Tamil Nadu is a different story and is literally writing a new script after electing actor-turned politician Joseph Vijay and his Tamilaga Vettri Kazhagam (Tamil Nadu Victory Party) with the largest majority – 108 out of 234 seats, 10 seats below the required majority. For the first time in in nearly 60 years, there will be a new government in Tamil Nadu without either of the Dravidian duo – the DMK or its alter ego ADMK. The ruling DMK was widely expected to win, and Chief Minister Stalin had run an efficient administration. But allegations of corruption involving the Karunanidhi family, in spite of the Chief Minister, a sense of boredom among otherwise well ensconced young voters would seem to have propelled the matinee star to the seat of power. He is now in government with the support of the Congress Party and the two Communist Parties. But there are two scripts to the State of Tamil Nadu: the political script that is theatrical as well as reformist, and the economic script that is all business. Tamil Nadu is perhaps the only state in India where caste groups belonging to the ‘backward classes’ have been dominating politics for 70 years. At the same time, Tamil Nadu is one of the strongest economies in India. These aspects are usually lost in many of the Sri Lankan commentaries on Tamil Nadu politics.
Rohan25 / May 17, 2026
Thank you for your contribution to federalism in India and democratic movements in the West. While your article adeptly covers broader geopolitical shifts, I would like to suggest that the ongoing plight of Tamils in the North and East of Sri Lanka warrants a place in our discourse. This is especially urgent during Tamil Genocide Remembrance Week, a global period of mourning and reflection. The Tamil struggle for justice, self-determination, and fundamental rights remains a critical human rights imperative. For many readers, these localised struggles for political equality and survival resonate just as strongly as regional news. I strongly believe that covering the history and current realities of the Tamil people would add vital depth to our platform’s focus. I hope we might consider centring this issue in our upcoming coverage.

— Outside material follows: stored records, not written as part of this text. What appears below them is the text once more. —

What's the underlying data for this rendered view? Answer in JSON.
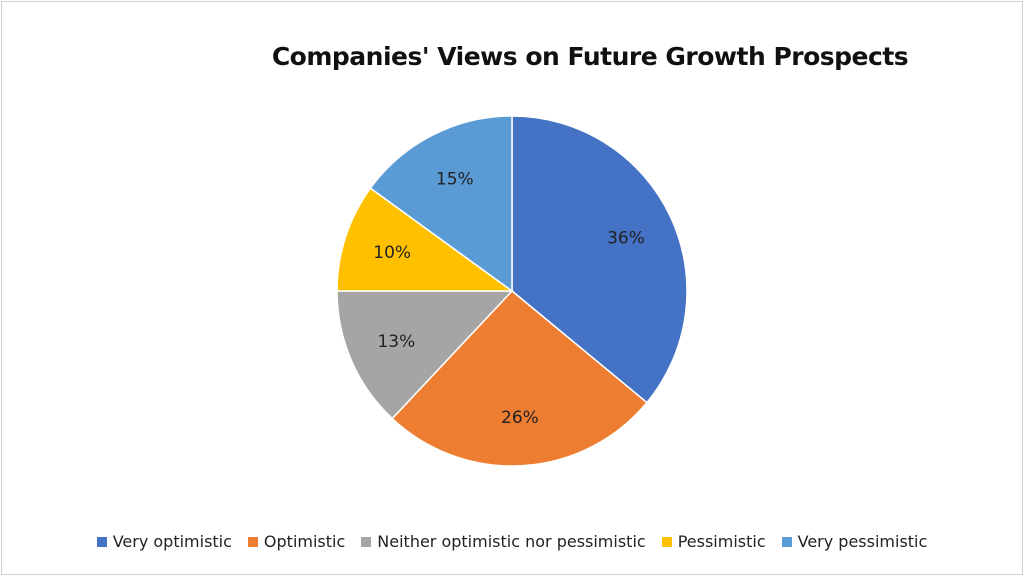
{
  "chart_data": {
    "type": "pie",
    "title": "Companies' Views on Future Growth Prospects",
    "categories": [
      "Very optimistic",
      "Optimistic",
      "Neither optimistic nor pessimistic",
      "Pessimistic",
      "Very pessimistic"
    ],
    "values": [
      36,
      26,
      13,
      10,
      15
    ],
    "labels": [
      "36%",
      "26%",
      "13%",
      "10%",
      "15%"
    ],
    "colors": [
      "#4472C4",
      "#ED7D31",
      "#A5A5A5",
      "#FFC000",
      "#5B9BD5"
    ],
    "start": "top",
    "direction": "clockwise",
    "legend_position": "bottom"
  }
}
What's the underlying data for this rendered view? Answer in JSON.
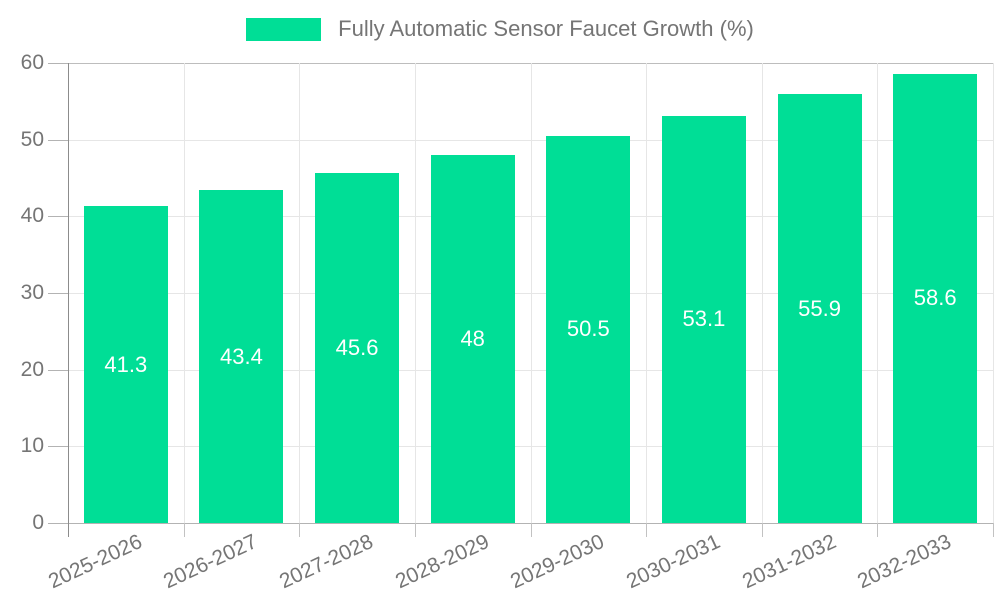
{
  "chart_data": {
    "type": "bar",
    "title": "",
    "legend": {
      "label": "Fully Automatic Sensor Faucet Growth (%)",
      "position": "top"
    },
    "categories": [
      "2025-2026",
      "2026-2027",
      "2027-2028",
      "2028-2029",
      "2029-2030",
      "2030-2031",
      "2031-2032",
      "2032-2033"
    ],
    "series": [
      {
        "name": "Fully Automatic Sensor Faucet Growth (%)",
        "values": [
          41.3,
          43.4,
          45.6,
          48,
          50.5,
          53.1,
          55.9,
          58.6
        ]
      }
    ],
    "value_labels": [
      "41.3",
      "43.4",
      "45.6",
      "48",
      "50.5",
      "53.1",
      "55.9",
      "58.6"
    ],
    "xlabel": "",
    "ylabel": "",
    "ylim": [
      0,
      60
    ],
    "yticks": [
      0,
      10,
      20,
      30,
      40,
      50,
      60
    ],
    "grid": true,
    "value_label_position": "bar-center",
    "colors": {
      "bar": "#00DE96",
      "axis_text": "#757575",
      "value_text": "#ffffff",
      "gridline": "#e6e6e6",
      "boundary_line": "#bdbdbd",
      "axis_line": "#b3b3b3",
      "y_axis_line": "#8c8c8c",
      "tick_line": "#c2c2c2",
      "background": "#ffffff"
    }
  }
}
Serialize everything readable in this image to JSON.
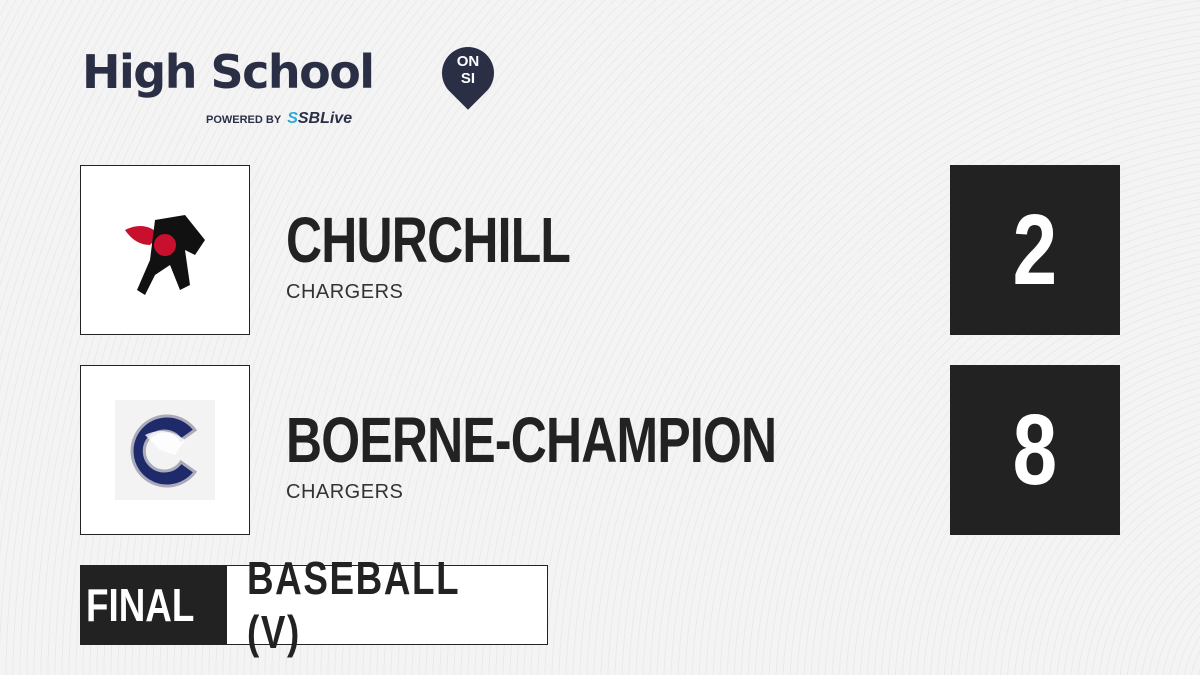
{
  "brand": {
    "title": "High School",
    "badge_line1": "ON",
    "badge_line2": "SI",
    "powered_by": "POWERED BY",
    "partner": "SBLive"
  },
  "teams": [
    {
      "name": "CHURCHILL",
      "mascot": "CHARGERS",
      "score": "2",
      "logo_color": "#c8102e"
    },
    {
      "name": "BOERNE-CHAMPION",
      "mascot": "CHARGERS",
      "score": "8",
      "logo_color": "#1f2a6b"
    }
  ],
  "status": "FINAL",
  "sport": "BASEBALL (V)"
}
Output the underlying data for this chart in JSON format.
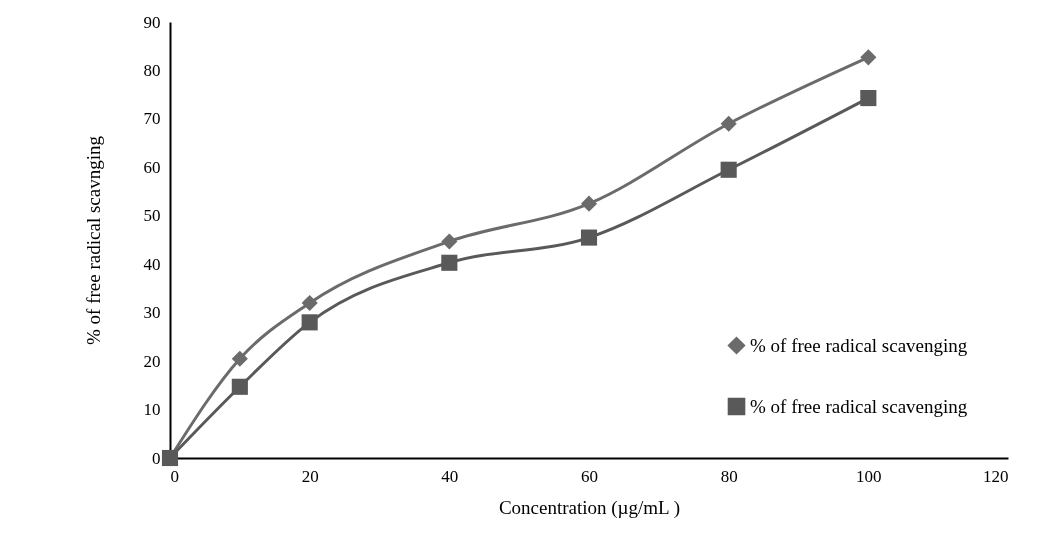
{
  "chart_data": {
    "type": "line",
    "xlabel": "Concentration (µg/mL )",
    "ylabel": "% of free radical scavnging",
    "x": [
      0,
      10,
      20,
      40,
      60,
      80,
      100
    ],
    "series": [
      {
        "name": "% of free radical scavenging",
        "color": "#6b6b6b",
        "marker": "diamond",
        "values": [
          0,
          20.5,
          32,
          44.7,
          52.5,
          69,
          82.7
        ]
      },
      {
        "name": "% of free radical scavenging",
        "color": "#595959",
        "marker": "square",
        "values": [
          0,
          14.7,
          28,
          40.3,
          45.5,
          59.5,
          74.3
        ]
      }
    ],
    "xlim": [
      0,
      120
    ],
    "xticks": [
      0,
      20,
      40,
      60,
      80,
      100,
      120
    ],
    "ylim": [
      0,
      90
    ],
    "yticks": [
      0,
      10,
      20,
      30,
      40,
      50,
      60,
      70,
      80,
      90
    ],
    "grid": false,
    "legend": "bottom right",
    "line_style": "solid"
  }
}
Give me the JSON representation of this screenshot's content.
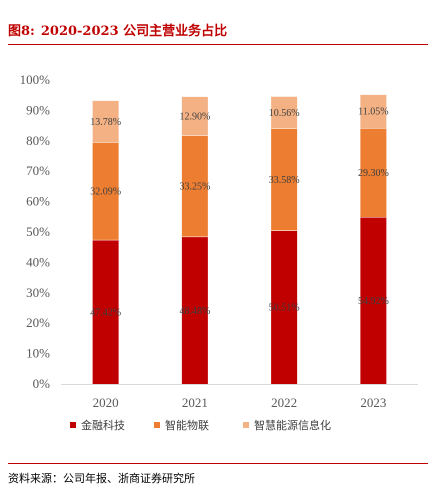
{
  "header": {
    "figure_label": "图8:",
    "title": "2020-2023 公司主营业务占比"
  },
  "footer": {
    "source": "资料来源：公司年报、浙商证券研究所"
  },
  "chart_data": {
    "type": "bar",
    "stacked": true,
    "percent": true,
    "categories": [
      "2020",
      "2021",
      "2022",
      "2023"
    ],
    "series": [
      {
        "name": "金融科技",
        "color": "#c00000",
        "values": [
          47.42,
          48.48,
          50.51,
          54.92
        ],
        "labels": [
          "47.42%",
          "48.48%",
          "50.51%",
          "54.92%"
        ]
      },
      {
        "name": "智能物联",
        "color": "#ed7d31",
        "values": [
          32.09,
          33.25,
          33.58,
          29.3
        ],
        "labels": [
          "32.09%",
          "33.25%",
          "33.58%",
          "29.30%"
        ]
      },
      {
        "name": "智慧能源信息化",
        "color": "#f4b183",
        "values": [
          13.78,
          12.9,
          10.56,
          11.05
        ],
        "labels": [
          "13.78%",
          "12.90%",
          "10.56%",
          "11.05%"
        ]
      }
    ],
    "ylim": [
      0,
      100
    ],
    "yticks": [
      "0%",
      "10%",
      "20%",
      "30%",
      "40%",
      "50%",
      "60%",
      "70%",
      "80%",
      "90%",
      "100%"
    ],
    "grid": false,
    "legend_position": "bottom"
  }
}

https://www.pressreader.com/india/the-hindu-thiruvananthapuram-9wwe/20260516/281706916317694
/
Roxie de Abrew / May 18, 2026
Dear Rajan,
Thank you for your time and effort.
The point missed is that the Pakistani Army Chief, who has been a key player in the ongoing diplomacy with Iran, is now a bosom pal of POTUS.
Once Iran is settled, the Paki Army Chief is coming to take over Kashmir with US support.
BRICS performed miserably in the recent summit.
Jaishagger, who presided, apparently had no clue about dealing with current issues.